The first part of our cruise is now over. All thirty instruments were successfully recovered from the ocean floor, and sit securely on the deck. Their compact rectangular design and the bright yellow float are attractive, even playful—we’ve been comparing them to SpongeBob SquarePants. It’s a little hard to believe when I look at them that these cute little characters have spent the last year in complete darkness, under the immense pressure of almost three miles of water, in temperatures that are only marginally above freezing, silently and precisely recording nearly imperceptible movement of the seafloor. These instruments are able to record the shaking caused by a magnitude 6 earthquake anywhere in the world. Their benign demeanor belies the intensity of the science they have performed for us since May 2018.

Vesi and Eivind assist Science Tech Trevor with lining the chainmail dredge with burlap.
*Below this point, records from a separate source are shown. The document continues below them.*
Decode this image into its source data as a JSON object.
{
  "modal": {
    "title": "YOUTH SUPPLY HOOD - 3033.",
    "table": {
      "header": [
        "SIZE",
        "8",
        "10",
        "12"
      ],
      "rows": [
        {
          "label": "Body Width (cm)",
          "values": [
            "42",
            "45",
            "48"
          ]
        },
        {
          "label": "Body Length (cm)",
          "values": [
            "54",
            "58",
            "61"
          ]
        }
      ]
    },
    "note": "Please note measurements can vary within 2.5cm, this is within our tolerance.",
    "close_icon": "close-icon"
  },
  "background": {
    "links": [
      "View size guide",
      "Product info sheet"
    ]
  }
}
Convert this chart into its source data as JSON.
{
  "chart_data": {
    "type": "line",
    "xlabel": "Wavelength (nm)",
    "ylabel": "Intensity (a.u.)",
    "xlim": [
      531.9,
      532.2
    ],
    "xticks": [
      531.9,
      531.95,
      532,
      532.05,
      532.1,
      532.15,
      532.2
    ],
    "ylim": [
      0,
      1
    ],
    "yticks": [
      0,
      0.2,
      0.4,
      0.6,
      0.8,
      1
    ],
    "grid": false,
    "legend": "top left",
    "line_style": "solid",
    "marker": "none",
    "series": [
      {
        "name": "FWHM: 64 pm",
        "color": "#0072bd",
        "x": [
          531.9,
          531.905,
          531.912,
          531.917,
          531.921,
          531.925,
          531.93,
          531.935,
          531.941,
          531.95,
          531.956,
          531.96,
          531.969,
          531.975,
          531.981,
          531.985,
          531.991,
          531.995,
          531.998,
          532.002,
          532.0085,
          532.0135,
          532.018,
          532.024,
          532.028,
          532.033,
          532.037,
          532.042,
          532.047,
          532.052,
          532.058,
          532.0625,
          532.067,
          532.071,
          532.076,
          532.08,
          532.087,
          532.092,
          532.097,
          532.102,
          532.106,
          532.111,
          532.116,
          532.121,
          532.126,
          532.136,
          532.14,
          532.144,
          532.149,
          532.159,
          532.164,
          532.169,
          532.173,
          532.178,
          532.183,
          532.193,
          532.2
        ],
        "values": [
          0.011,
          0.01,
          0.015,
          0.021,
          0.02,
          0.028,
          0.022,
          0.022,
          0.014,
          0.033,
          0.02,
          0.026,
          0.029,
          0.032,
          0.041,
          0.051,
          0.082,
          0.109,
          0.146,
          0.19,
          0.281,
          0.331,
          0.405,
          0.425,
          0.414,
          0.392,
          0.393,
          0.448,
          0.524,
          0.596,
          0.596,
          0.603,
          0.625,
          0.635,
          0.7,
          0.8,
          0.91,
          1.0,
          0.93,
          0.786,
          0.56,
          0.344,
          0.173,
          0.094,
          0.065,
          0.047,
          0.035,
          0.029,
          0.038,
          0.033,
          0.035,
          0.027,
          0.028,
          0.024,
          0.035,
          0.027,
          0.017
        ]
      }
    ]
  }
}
We have now moved on to the second part of our mission: dredging. Dredging is the way in which we bring rocks up from the seafloor to the surface. We cannot simply go down and pick them up. Instead, we use something called a “dredge basket.” Imagine a butterfly net made entirely of steel, about eight feet long and two feet across with three-inch long steel teeth around the rim, and clocking in at about 400 pounds. We lower this into the water at the stern of the ship using a thick steel cable, and lower it all the way to the seafloor, 4.5 kilometers (almost three miles) down. We can track where it is from a screen in the computer lab that shows how much cable we’ve let out, and what the tension is on the cable. When we let out the same amount of cable as the water depth, there is a lot of tension on the wire: not only is there the weight of the dredge basket, but the cable we use also weighs 1.4 pounds per meter—all told, we’re registering more than 5800 pounds of tension when it reaches the seafloor. Once we know it’s been set down, we then drive the ship over the seafloor a couple of miles while still dropping cable, so that hopefully the dredge basket doesn’t move yet. When the ship gets far enough away, we stop the ship and begin to winch in the cable slowly, dragging the basket across the seafloor. It gets stuck occasionally, and the tension will rise above 10,000 pounds, but will suddenly drop—we call this a “bite,” and we hope it’s a good sign! We hope that whatever rock was causing it to hang up is now inside our basket.

Rocks! Science Tech Jeff on the sledgehammer.

The whole process takes about 8 hours. Once the basket comes to the surface, we carefully take it out of the water, a process that requires four winches and seven people. We dump out all the rocks on the deck, and once the basket is safely secured, the scientists all rush in to see what rocks we got! We’re looking for basalt. Basalt is the frozen lava that comes out of volcanos, and the entire seafloor is made of it. If the basalt that we pull up is just regular seafloor, it will be about 40 million years old. If, however, we find basalt that’s much younger than that, it would be a puzzle—why would a volcano erupt on the old ocean floor? We cannot tell just by looking at these rocks how old they are. Instead we let them dry, wrap them up, and put them in boxes. When we get back to land, we will run precise chemical tests that will give us a good idea of how old they are. Until then, we’ve more rocks to collect: off to the next dredge site!